Wintermeister Schalke 04 sucht verzweifelt die Form der Hinrunde und das gegnerische Tor. Gegen den SC SC Freiburg kamen die Gelsenkirchner nicht über ein 0:0 hinaus und warten nun seit fünf Spielen auf einen Sieg und seit 384 Minuten auf ein Tor. Dennoch kletterte die Mannschaft von Trainer Huub Stevens zumindest bis Sonntag wieder auf den vierten Platz. Die Freiburger, die in sieben Gastspielen im Parkstadion nur einmal verloren, festigten durch das Remis ihren Platz im Tabellenmittelfeld. Die letzten fünf Minuten musste die Elf von SC-Coach Volker Finke nach der Gelb-Roten Karte gegen Andreas Zeyer (wiederholtes Foulspiel) in Unterzahl über die Runden bringen.

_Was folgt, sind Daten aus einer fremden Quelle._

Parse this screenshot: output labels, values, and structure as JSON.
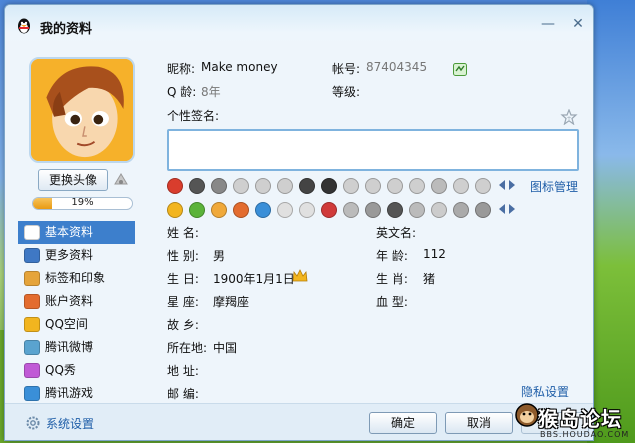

Vor 34 214 Zuschauern war Schalke die Verunsicherung nach der jüngsten Durststrecke deutlich anzumerken. Nach nervösem Beginn kamen die Gelsenkirchener, bei denen der wiedergenesene Emile Mpenza den gelbgesperrten Gerald Asamoa ersetzte, nach etwa einer Viertelstunde besser ins Spiel. Dabei gab es gleich mehrere hochkarätige Torchancen, die allerdings meist kläglich vergeben wurden. So verstolperte Radoslav Latal den Ball frei vor Freiburgs Torhüter Richard Golz, mit dem Nachschuss traf Jörg Böhme Abwehrspieler Stefan Müller.

Dessen Kollege Boubaca Diarra rettete acht Minuten später nach einem Schuss von Andreas Möller für den bereits geschlagenen Golz kur vor der Torlinie. Schalkes Torjäger Ebbe Sand, der seit vier Spielen auf ein Erfolgserlebnis wartet, vergab freistehend im Fünfmeterraum, und Möller jagte dan Ball nach schönem Böhme-Pass Richtung Eckfahne.

Das in der Hinrunde überragende Sturmduo Sand/Mpenza hatte gegen Freiburgs starke Hintermannschaft enorme Probleme, wurde allerdings auch sehr selten mustergültig angespielt. Die beste Chance für die Gäste, die sich auf ihre starke Defensive und vereinzelte Konter verließen, hatte der ansonsten enttäuschende Adel Sellimi bei einem Schuss an den Innenpfosten. Auf der Gegenseite rettete für Freiburgs Torhüter Golz acht Minuten vor Schluss ebenfalls das Aluminium nach einem Kopfball von Sand.

Bei den Schalkern, die weiter die beste Abwehr der Liga stellen, gefielen vor allem Spielmacher Möller swoie in der ersten Halbzeit auch Böhme und mit Abstrichen zudem der kampfstarke Michael Büskens. Bei den Gästen aus dem Breisgau, die seit vier Spielen sieglos sind, verdienten sich die Abwehrspieler Müller und Diarra sowie Soumaila Coulibaly die Bestnoten.